W drugiej części spotkanie gospodarze ponownie mocno przycisnęli rywala. Goście natomiast gotowi byli na wszystko by powstrzymać piłkarzy z Przybyszowa. Jedna z akcji skończyła się faulem w polu karnym i sędzia wskazał na jedenastkę. Karnego wykonywał Jędrzejewski i choć bramkarz rzucił się we właściwą stronę nie zdążył zatrzymać piłki, która znalazła się w siatce.

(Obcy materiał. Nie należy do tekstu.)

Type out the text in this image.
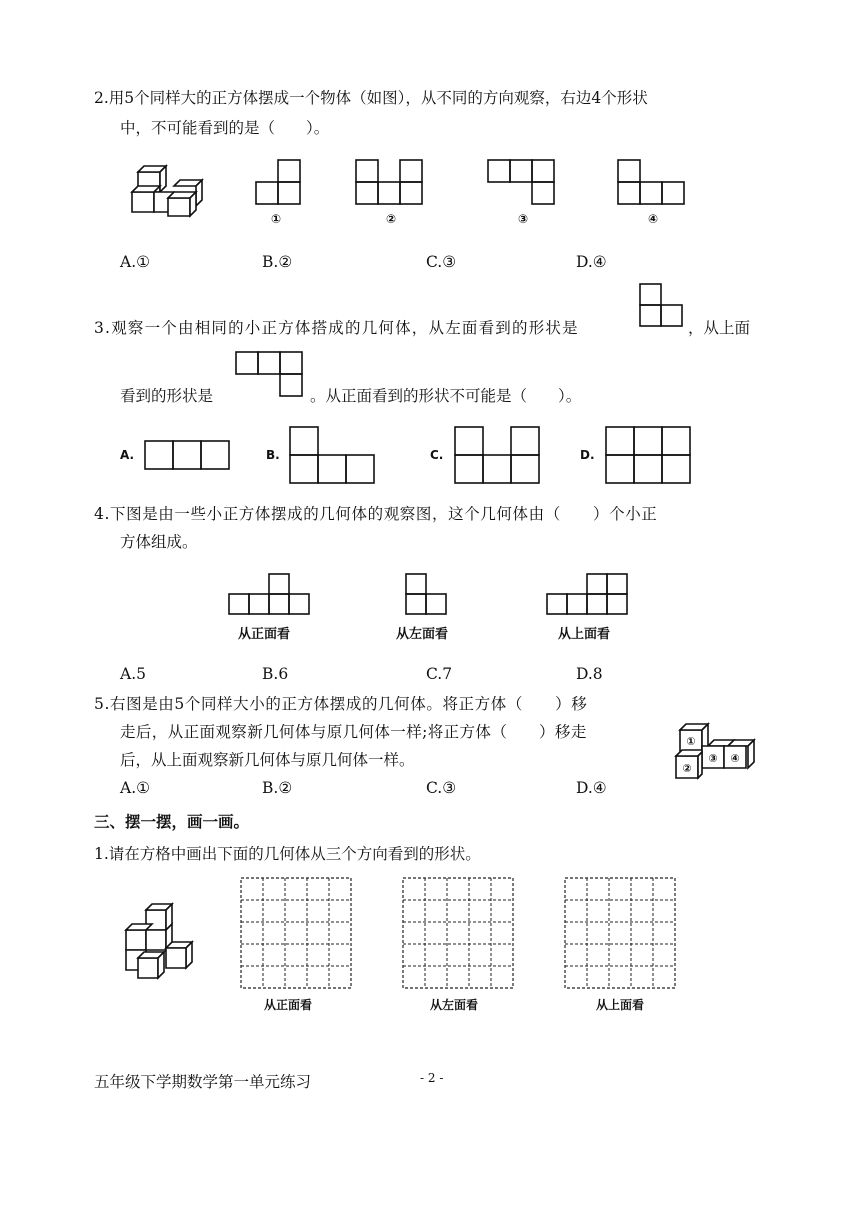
2.用5个同样大的正方体摆成一个物体（如图），从不同的方向观察，右边4个形状
中，不可能看到的是（　　）。
①	②	③	④
A.①	B.②	C.③	D.④
3.观察一个由相同的小正方体搭成的几何体，从左面看到的形状是	，从上面
看到的形状是	。从正面看到的形状不可能是（　　）。
A.	B.	C.	D.
4.下图是由一些小正方体摆成的几何体的观察图，这个几何体由（　　）个小正
方体组成。
从正面看	从左面看	从上面看
A.5	B.6	C.7	D.8
5.右图是由5个同样大小的正方体摆成的几何体。将正方体（　　）移
走后，从正面观察新几何体与原几何体一样;将正方体（　　）移走
后，从上面观察新几何体与原几何体一样。
①
②
③ ④
A.①	B.②	C.③	D.④
三、摆一摆，画一画。
1.请在方格中画出下面的几何体从三个方向看到的形状。
从正面看	从左面看	从上面看
五年级下学期数学第一单元练习	- 2 -
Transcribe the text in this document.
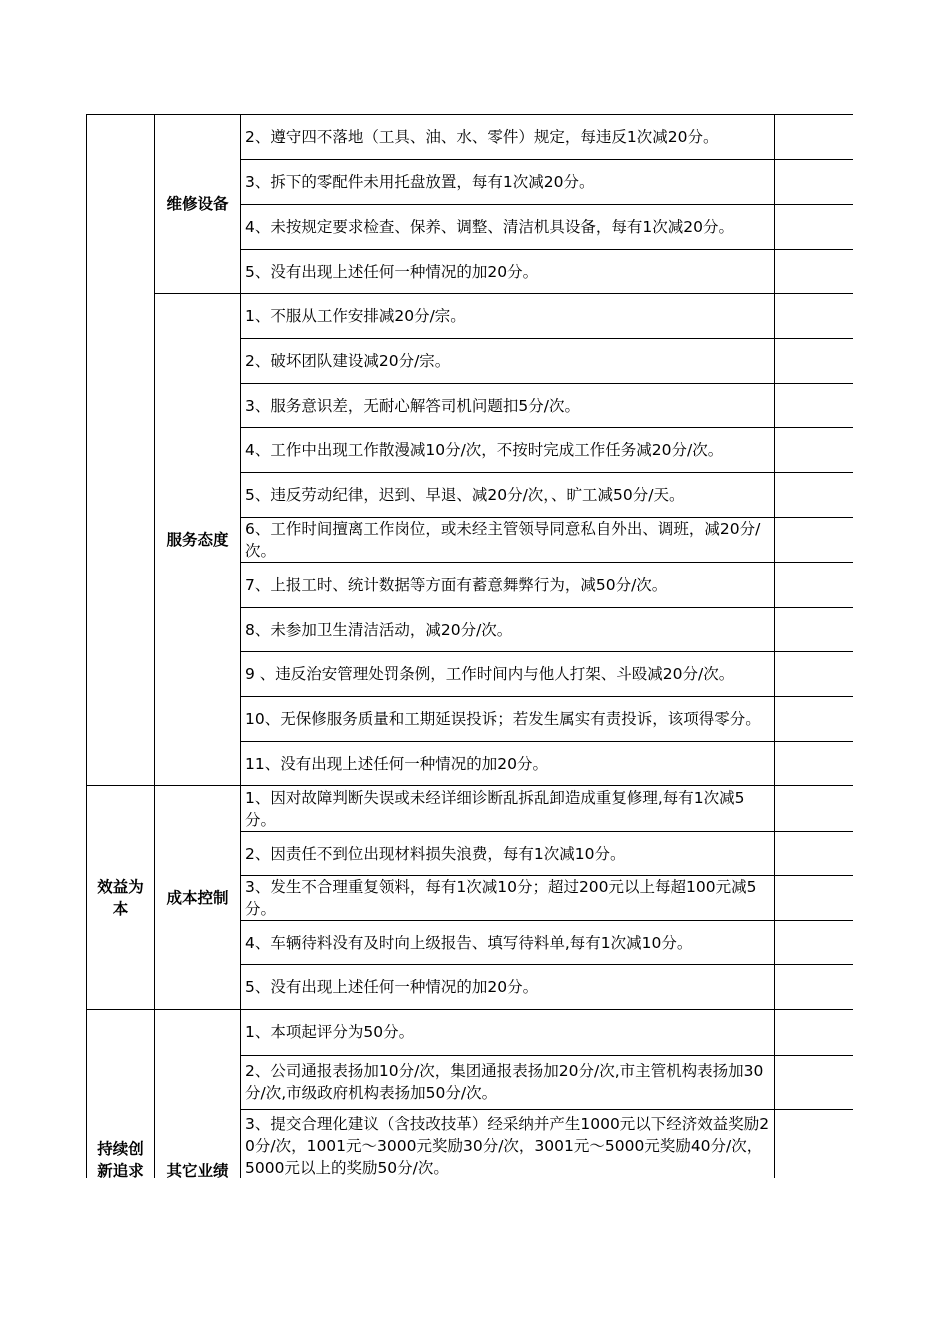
	维修设备	2、遵守四不落地（工具、油、水、零件）规定，每违反1次减20分。	
		3、拆下的零配件未用托盘放置，每有1次减20分。	
		4、未按规定要求检查、保养、调整、清洁机具设备，每有1次减20分。	
		5、没有出现上述任何一种情况的加20分。	
	服务态度	1、不服从工作安排减20分/宗。	
		2、破坏团队建设减20分/宗。	
		3、服务意识差，无耐心解答司机问题扣5分/次。	
		4、工作中出现工作散漫减10分/次，不按时完成工作任务减20分/次。	
		5、违反劳动纪律，迟到、早退、减20分/次，、旷工减50分/天。	
		6、工作时间擅离工作岗位，或未经主管领导同意私自外出、调班，减20分/次。	
		7、上报工时、统计数据等方面有蓄意舞弊行为，减50分/次。	
		8、未参加卫生清洁活动，减20分/次。	
		9 、违反治安管理处罚条例，工作时间内与他人打架、斗殴减20分/次。	
		10、无保修服务质量和工期延误投诉；若发生属实有责投诉，该项得零分。	
		11、没有出现上述任何一种情况的加20分。	

效益为本	成本控制	1、因对故障判断失误或未经详细诊断乱拆乱卸造成重复修理,每有1次减5分。	
		2、因责任不到位出现材料损失浪费，每有1次减10分。	
		3、发生不合理重复领料，每有1次减10分；超过200元以上每超100元减5分。	
		4、车辆待料没有及时向上级报告、填写待料单,每有1次减10分。	
		5、没有出现上述任何一种情况的加20分。	

持续创新追求	其它业绩	1、本项起评分为50分。	
		2、公司通报表扬加10分/次，集团通报表扬加20分/次,市主管机构表扬加30分/次,市级政府机构表扬加50分/次。	
		3、提交合理化建议（含技改技革）经采纳并产生1000元以下经济效益奖励20分/次，1001元～3000元奖励30分/次，3001元～5000元奖励40分/次，5000元以上的奖励50分/次。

To nie podłamało drużyny z Rudna. Goście zdołali jeszcze doprowadzić do remisu. – Widzieliśmy, że nasi rywale dużo biegają i przesuwają się po boisku. My więcej graliśmy piłką, dlatego liczyliśmy, że Czarni opadną w końcu z sił. Tak też się stało – mówi Szafer. Bramka na 3:2 wpadła po kolejnym rzucie karnym. Egzekutorem był jeszcze raz Przemek Jędrzejewski.
Końcówka już bez dwóch zdań należała do gospodarzy. Wynik dwukrotnie poprawiał jeszcze Adrian Łabusiński i spotkanie zakończyła się zwycięstwem Dębu 5:2.
Przekonujące zwycięstwo odniósł główny rywal piłkarzy z Przybyszowa w walce o IV ligę Formacja Port Mostki 2000. Zespół ten pokonał w wyjazdowym pojedynku TS Przylep 7:0. Formacja nie traci więc dystansu do Dębu. Zespoły dzielą 2 punkty.
W tym roku jeszcze ani razu nie mogłem skorzystać z wszystkich zawodników, nie zagraliśmy jeszcze dwóch meczów tym samym składem. Rutkowski, Dworkiewicz, Przyjemski, Szajkiening i pauzujący za kartki Grześkowiak – wylicza trener Avii Bogusław Korczak - tych zawodników nie było z nami w sobotę w Zielonej Górze. Szczególnie odczuwalna musiała być nieobecność Krzysztofa Grześkowiaka. Zawodnik ten tworzy wraz z Sylwestrem Chromiakiem duet napastników, z którym nie dawali sobie rady obrońcy większości A-klasowych drużyn.
Mimo wszystko zagraliśmy bardzo dobry mecz. Byliśmy zdecydowanie dłużej przy piłce, nasza przewaga była widoczna szczególnie w drugiej połowie. 4 razy z 5 metrów nie trafił Chromiak. Sylwek dwukrotnie w swoim stylu wypracował sobie sytuacje mijając kilku obrońców. Niestety skuteczność tym razem kompletnie zawiodła i nie udało nam się pokonać bramkarza gospodarzy – relacjonuje trener.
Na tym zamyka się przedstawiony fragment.